Besides mandragora, opium, Indian hemp, and other plants with narcotic properties already referred to, that were used for anæsthetic purposes in mediæval times, certain substances are mentioned by early writers that cannot be identified. Thus Albertus Magnus mentions an animal product, of which he says: “Any person smelling it falls down as if dead and insensible to pain,” but there is no reference to such a drug by other writers of the period.

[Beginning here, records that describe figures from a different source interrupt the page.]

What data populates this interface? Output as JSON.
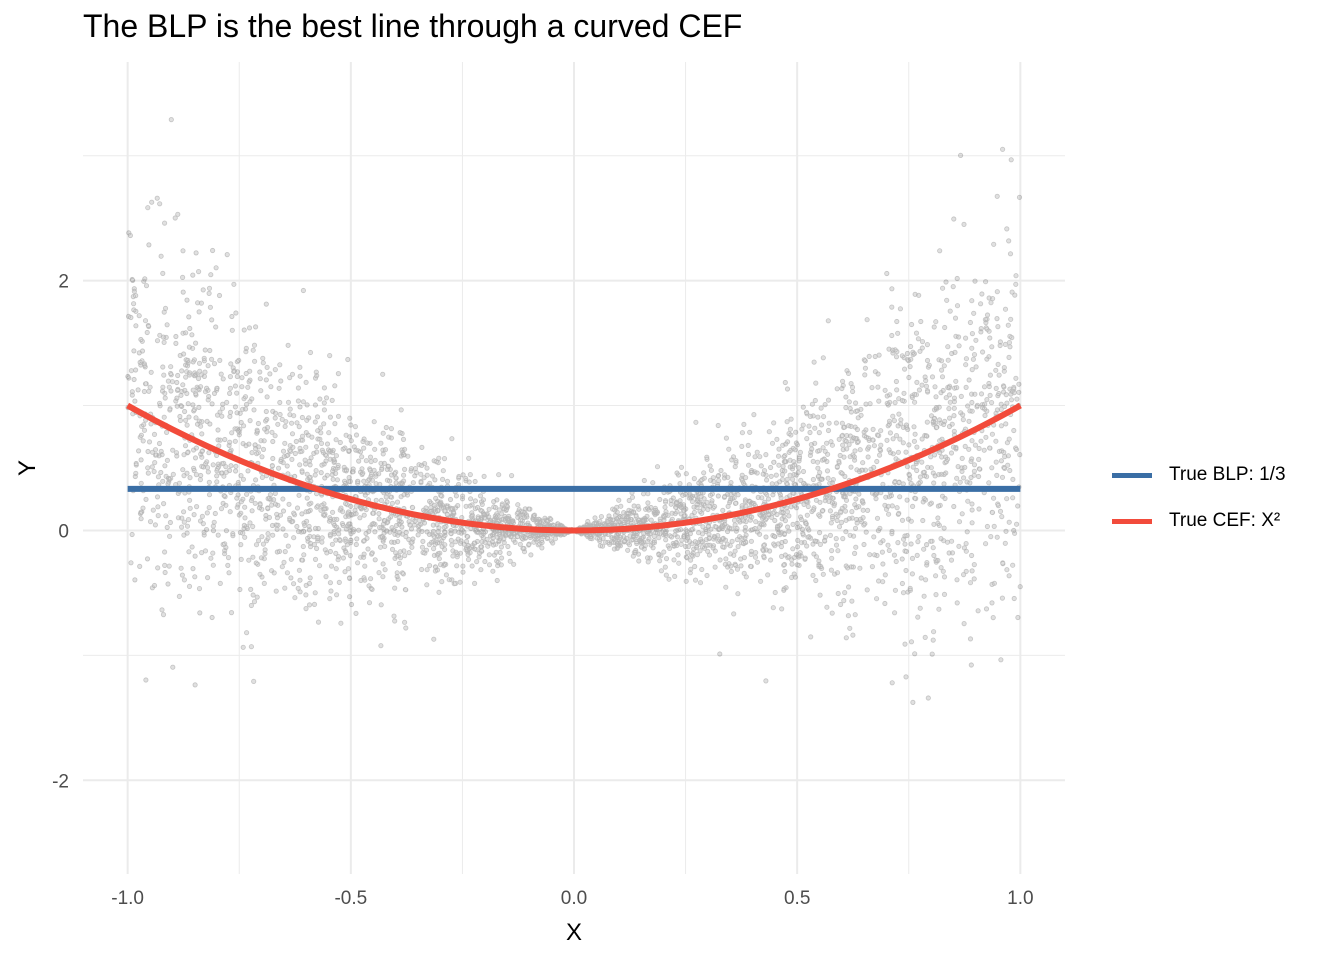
{
  "chart_data": {
    "type": "scatter",
    "title": "The BLP is the best line through a curved CEF",
    "xlabel": "X",
    "ylabel": "Y",
    "xlim": [
      -1.1,
      1.1
    ],
    "ylim": [
      -2.75,
      3.75
    ],
    "x_ticks": [
      "-1.0",
      "-0.5",
      "0.0",
      "0.5",
      "1.0"
    ],
    "x_tick_values": [
      -1.0,
      -0.5,
      0.0,
      0.5,
      1.0
    ],
    "y_ticks": [
      "-2",
      "0",
      "2"
    ],
    "y_tick_values": [
      -2,
      0,
      2
    ],
    "grid": true,
    "legend_position": "right",
    "points_description": "Y = X^2 + noise with noise scale proportional to |X|; approx 5000 points, X uniform on [-1, 1]",
    "series": [
      {
        "name": "True BLP: 1/3",
        "type": "line",
        "color": "#3a6ea5",
        "x": [
          -1.0,
          1.0
        ],
        "y": [
          0.3333,
          0.3333
        ]
      },
      {
        "name": "True CEF: X²",
        "type": "line",
        "color": "#f24b3b",
        "x": [
          -1.0,
          -0.9,
          -0.8,
          -0.7,
          -0.6,
          -0.5,
          -0.4,
          -0.3,
          -0.2,
          -0.1,
          0.0,
          0.1,
          0.2,
          0.3,
          0.4,
          0.5,
          0.6,
          0.7,
          0.8,
          0.9,
          1.0
        ],
        "y": [
          1.0,
          0.81,
          0.64,
          0.49,
          0.36,
          0.25,
          0.16,
          0.09,
          0.04,
          0.01,
          0.0,
          0.01,
          0.04,
          0.09,
          0.16,
          0.25,
          0.36,
          0.49,
          0.64,
          0.81,
          1.0
        ]
      }
    ],
    "colors": {
      "points": "#000000",
      "grid": "#ebebeb"
    }
  }
}
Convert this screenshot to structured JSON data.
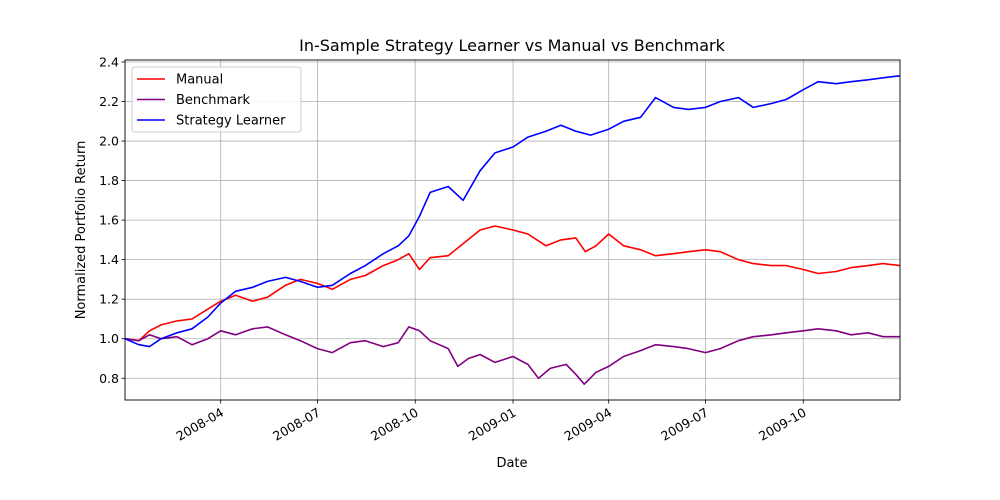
{
  "chart_data": {
    "type": "line",
    "title": "In-Sample Strategy Learner vs Manual vs Benchmark",
    "xlabel": "Date",
    "ylabel": "Normalized Portfolio Return",
    "xlim": [
      "2008-01-02",
      "2009-12-31"
    ],
    "ylim": [
      0.69,
      2.41
    ],
    "grid": true,
    "legend_position": "upper-left",
    "x_ticks": [
      "2008-04-01",
      "2008-07-01",
      "2008-10-01",
      "2009-01-01",
      "2009-04-01",
      "2009-07-01",
      "2009-10-01"
    ],
    "x_tick_labels": [
      "2008-04",
      "2008-07",
      "2008-10",
      "2009-01",
      "2009-04",
      "2009-07",
      "2009-10"
    ],
    "y_ticks": [
      0.8,
      1.0,
      1.2,
      1.4,
      1.6,
      1.8,
      2.0,
      2.2,
      2.4
    ],
    "y_tick_labels": [
      "0.8",
      "1.0",
      "1.2",
      "1.4",
      "1.6",
      "1.8",
      "2.0",
      "2.2",
      "2.4"
    ],
    "series": [
      {
        "name": "Manual",
        "color": "#ff0000",
        "x": [
          "2008-01-02",
          "2008-01-15",
          "2008-01-25",
          "2008-02-05",
          "2008-02-20",
          "2008-03-05",
          "2008-03-20",
          "2008-04-01",
          "2008-04-15",
          "2008-05-01",
          "2008-05-15",
          "2008-06-01",
          "2008-06-15",
          "2008-07-01",
          "2008-07-15",
          "2008-08-01",
          "2008-08-15",
          "2008-09-01",
          "2008-09-15",
          "2008-09-25",
          "2008-10-05",
          "2008-10-15",
          "2008-11-01",
          "2008-11-15",
          "2008-12-01",
          "2008-12-15",
          "2009-01-01",
          "2009-01-15",
          "2009-02-01",
          "2009-02-15",
          "2009-03-01",
          "2009-03-10",
          "2009-03-20",
          "2009-04-01",
          "2009-04-15",
          "2009-05-01",
          "2009-05-15",
          "2009-06-01",
          "2009-06-15",
          "2009-07-01",
          "2009-07-15",
          "2009-08-01",
          "2009-08-15",
          "2009-09-01",
          "2009-09-15",
          "2009-10-01",
          "2009-10-15",
          "2009-11-01",
          "2009-11-15",
          "2009-12-01",
          "2009-12-15",
          "2009-12-31"
        ],
        "y": [
          1.0,
          0.99,
          1.04,
          1.07,
          1.09,
          1.1,
          1.15,
          1.19,
          1.22,
          1.19,
          1.21,
          1.27,
          1.3,
          1.28,
          1.25,
          1.3,
          1.32,
          1.37,
          1.4,
          1.43,
          1.35,
          1.41,
          1.42,
          1.48,
          1.55,
          1.57,
          1.55,
          1.53,
          1.47,
          1.5,
          1.51,
          1.44,
          1.47,
          1.53,
          1.47,
          1.45,
          1.42,
          1.43,
          1.44,
          1.45,
          1.44,
          1.4,
          1.38,
          1.37,
          1.37,
          1.35,
          1.33,
          1.34,
          1.36,
          1.37,
          1.38,
          1.37
        ]
      },
      {
        "name": "Benchmark",
        "color": "#800080",
        "x": [
          "2008-01-02",
          "2008-01-15",
          "2008-01-25",
          "2008-02-05",
          "2008-02-20",
          "2008-03-05",
          "2008-03-20",
          "2008-04-01",
          "2008-04-15",
          "2008-05-01",
          "2008-05-15",
          "2008-06-01",
          "2008-06-15",
          "2008-07-01",
          "2008-07-15",
          "2008-08-01",
          "2008-08-15",
          "2008-09-01",
          "2008-09-15",
          "2008-09-25",
          "2008-10-05",
          "2008-10-15",
          "2008-11-01",
          "2008-11-10",
          "2008-11-20",
          "2008-12-01",
          "2008-12-15",
          "2009-01-01",
          "2009-01-15",
          "2009-01-25",
          "2009-02-05",
          "2009-02-20",
          "2009-03-01",
          "2009-03-09",
          "2009-03-20",
          "2009-04-01",
          "2009-04-15",
          "2009-05-01",
          "2009-05-15",
          "2009-06-01",
          "2009-06-15",
          "2009-07-01",
          "2009-07-15",
          "2009-08-01",
          "2009-08-15",
          "2009-09-01",
          "2009-09-15",
          "2009-10-01",
          "2009-10-15",
          "2009-11-01",
          "2009-11-15",
          "2009-12-01",
          "2009-12-15",
          "2009-12-31"
        ],
        "y": [
          1.0,
          0.99,
          1.02,
          1.0,
          1.01,
          0.97,
          1.0,
          1.04,
          1.02,
          1.05,
          1.06,
          1.02,
          0.99,
          0.95,
          0.93,
          0.98,
          0.99,
          0.96,
          0.98,
          1.06,
          1.04,
          0.99,
          0.95,
          0.86,
          0.9,
          0.92,
          0.88,
          0.91,
          0.87,
          0.8,
          0.85,
          0.87,
          0.82,
          0.77,
          0.83,
          0.86,
          0.91,
          0.94,
          0.97,
          0.96,
          0.95,
          0.93,
          0.95,
          0.99,
          1.01,
          1.02,
          1.03,
          1.04,
          1.05,
          1.04,
          1.02,
          1.03,
          1.01,
          1.01
        ]
      },
      {
        "name": "Strategy Learner",
        "color": "#0000ff",
        "x": [
          "2008-01-02",
          "2008-01-15",
          "2008-01-25",
          "2008-02-05",
          "2008-02-20",
          "2008-03-05",
          "2008-03-20",
          "2008-04-01",
          "2008-04-15",
          "2008-05-01",
          "2008-05-15",
          "2008-06-01",
          "2008-06-15",
          "2008-07-01",
          "2008-07-15",
          "2008-08-01",
          "2008-08-15",
          "2008-09-01",
          "2008-09-15",
          "2008-09-25",
          "2008-10-05",
          "2008-10-15",
          "2008-11-01",
          "2008-11-15",
          "2008-12-01",
          "2008-12-15",
          "2009-01-01",
          "2009-01-15",
          "2009-02-01",
          "2009-02-15",
          "2009-03-01",
          "2009-03-15",
          "2009-04-01",
          "2009-04-15",
          "2009-05-01",
          "2009-05-15",
          "2009-06-01",
          "2009-06-15",
          "2009-07-01",
          "2009-07-15",
          "2009-08-01",
          "2009-08-15",
          "2009-09-01",
          "2009-09-15",
          "2009-10-01",
          "2009-10-15",
          "2009-11-01",
          "2009-11-15",
          "2009-12-01",
          "2009-12-15",
          "2009-12-31"
        ],
        "y": [
          1.0,
          0.97,
          0.96,
          1.0,
          1.03,
          1.05,
          1.11,
          1.18,
          1.24,
          1.26,
          1.29,
          1.31,
          1.29,
          1.26,
          1.27,
          1.33,
          1.37,
          1.43,
          1.47,
          1.52,
          1.62,
          1.74,
          1.77,
          1.7,
          1.85,
          1.94,
          1.97,
          2.02,
          2.05,
          2.08,
          2.05,
          2.03,
          2.06,
          2.1,
          2.12,
          2.22,
          2.17,
          2.16,
          2.17,
          2.2,
          2.22,
          2.17,
          2.19,
          2.21,
          2.26,
          2.3,
          2.29,
          2.3,
          2.31,
          2.32,
          2.33
        ]
      }
    ]
  }
}
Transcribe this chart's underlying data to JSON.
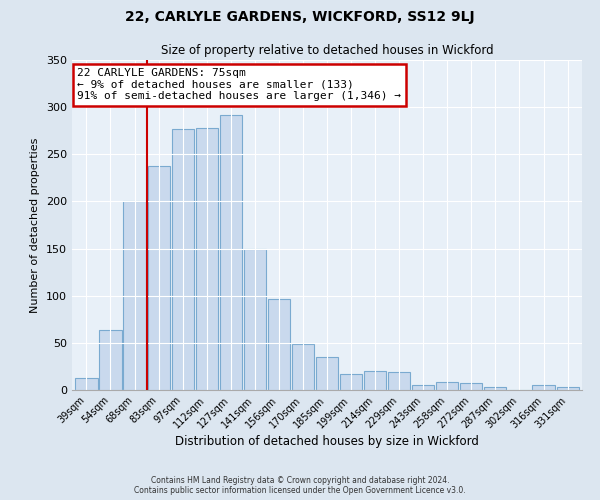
{
  "title": "22, CARLYLE GARDENS, WICKFORD, SS12 9LJ",
  "subtitle": "Size of property relative to detached houses in Wickford",
  "xlabel": "Distribution of detached houses by size in Wickford",
  "ylabel": "Number of detached properties",
  "bar_labels": [
    "39sqm",
    "54sqm",
    "68sqm",
    "83sqm",
    "97sqm",
    "112sqm",
    "127sqm",
    "141sqm",
    "156sqm",
    "170sqm",
    "185sqm",
    "199sqm",
    "214sqm",
    "229sqm",
    "243sqm",
    "258sqm",
    "272sqm",
    "287sqm",
    "302sqm",
    "316sqm",
    "331sqm"
  ],
  "bar_heights": [
    13,
    64,
    200,
    238,
    277,
    278,
    292,
    150,
    97,
    49,
    35,
    17,
    20,
    19,
    5,
    8,
    7,
    3,
    0,
    5,
    3
  ],
  "bar_color": "#c9d9ed",
  "bar_edge_color": "#7aaad0",
  "ylim": [
    0,
    350
  ],
  "yticks": [
    0,
    50,
    100,
    150,
    200,
    250,
    300,
    350
  ],
  "vline_x": 2.5,
  "vline_color": "#cc0000",
  "annotation_title": "22 CARLYLE GARDENS: 75sqm",
  "annotation_line1": "← 9% of detached houses are smaller (133)",
  "annotation_line2": "91% of semi-detached houses are larger (1,346) →",
  "annotation_box_color": "#ffffff",
  "annotation_box_edge": "#cc0000",
  "footer1": "Contains HM Land Registry data © Crown copyright and database right 2024.",
  "footer2": "Contains public sector information licensed under the Open Government Licence v3.0.",
  "bg_color": "#dce6f0",
  "plot_bg_color": "#e8f0f8"
}
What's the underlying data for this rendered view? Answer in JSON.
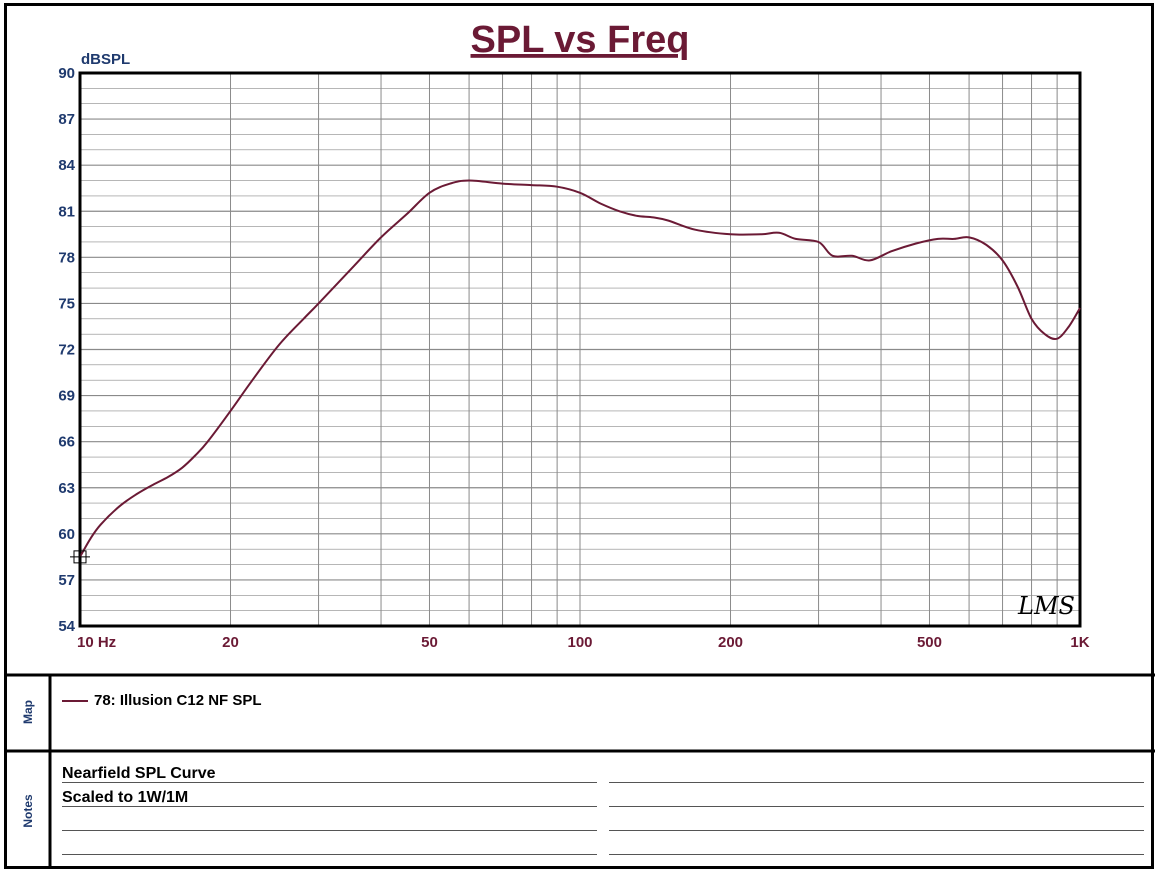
{
  "chart_data": {
    "type": "line",
    "title": "SPL vs Freq",
    "ylabel": "dBSPL",
    "xlabel": "",
    "x_scale": "log",
    "xlim": [
      10,
      1000
    ],
    "ylim": [
      54,
      90
    ],
    "y_ticks": [
      54,
      57,
      60,
      63,
      66,
      69,
      72,
      75,
      78,
      81,
      84,
      87,
      90
    ],
    "y_tick_labels": [
      "54",
      "57",
      "60",
      "63",
      "66",
      "69",
      "72",
      "75",
      "78",
      "81",
      "84",
      "87",
      "90"
    ],
    "x_ticks": [
      10,
      20,
      50,
      100,
      200,
      500,
      1000
    ],
    "x_tick_labels": [
      "10 Hz",
      "20",
      "50",
      "100",
      "200",
      "500",
      "1K"
    ],
    "grid": true,
    "series": [
      {
        "name": "78: Illusion C12  NF SPL",
        "color": "#6b1a35",
        "x": [
          10,
          10.5,
          11,
          12,
          13,
          14,
          15,
          16,
          17,
          18,
          20,
          22,
          25,
          28,
          30,
          35,
          40,
          45,
          50,
          55,
          60,
          70,
          80,
          90,
          100,
          110,
          120,
          130,
          140,
          150,
          170,
          200,
          230,
          250,
          270,
          300,
          320,
          350,
          380,
          420,
          470,
          520,
          560,
          600,
          650,
          700,
          750,
          800,
          850,
          900,
          950,
          1000
        ],
        "y": [
          58.5,
          59.7,
          60.6,
          61.8,
          62.6,
          63.2,
          63.7,
          64.3,
          65.1,
          66.0,
          68.0,
          69.9,
          72.3,
          74.0,
          75.0,
          77.3,
          79.3,
          80.8,
          82.2,
          82.8,
          83.0,
          82.8,
          82.7,
          82.6,
          82.2,
          81.5,
          81.0,
          80.7,
          80.6,
          80.4,
          79.8,
          79.5,
          79.5,
          79.6,
          79.2,
          79.0,
          78.1,
          78.1,
          77.8,
          78.4,
          78.9,
          79.2,
          79.2,
          79.3,
          78.8,
          77.8,
          76.1,
          74.0,
          73.0,
          72.7,
          73.5,
          74.7
        ]
      }
    ]
  },
  "map_panel": {
    "label": "Map",
    "entry": "78: Illusion C12  NF SPL"
  },
  "notes_panel": {
    "label": "Notes",
    "lines": [
      "Nearfield SPL Curve",
      "Scaled to 1W/1M"
    ]
  },
  "watermark": "LMS",
  "colors": {
    "title": "#6b1a35",
    "axis_label": "#1f3a6e",
    "x_tick": "#6b1a35",
    "grid": "#8a8a8a",
    "curve": "#6b1a35"
  }
}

Local anæsthetics in antient times

Local anæsthesia was not unknown during the middle ages, and Cardow recommends the inunction of a mixture consisting of “opium, celandine, saffron, and the marrow and fat of man, together with oil of lizards.” He also adds: “If the patient drinks wine in which the seeds of the patulica marina have been steeped for a week, it will prevent him feeling any pain.”

First men­tion of freez­ing as an anæs­the­tic

Bernard mentions that it was customary in Salerno to mix the crushed seeds of poppy and henbane, and apply them as a plaster, to deaden sensibility, to parts that were about to be cauterised; while Bartolinus states that local anæsthesia was sometimes produced by freezing, thereby foreshadowing the use of ether and ethyl chloride as local anæsthetics.

During the seventeenth century the belief in the narcotic draughts of the antients for producing anæsthesia appears to have waned, and few allusions are made to them until the middle of the eighteenth century, when fresh interest seems to have been excited in the subject. The famous Boerhaave is said to have used opium as an anæsthetic, both by inhalation of its vapour and also by internal administration in powder.Boerhaave’s anæsthetic According to Van Swieten, in his commentaries upon Boerhaave’s “Aphorisms,” the following is given as the recipe: “Oil of cinnamon, 2 drops; oil of cloves, 1 drop; citron peel, 2 grains; sugar, 2 drachms. Mix and add red coral, prepared, 1 drachm; pure opium, 2 grains. Mix for two doses, one of which is to be taken one hour before the operation, and the other one quarter hour before it, if the patient has not slept.”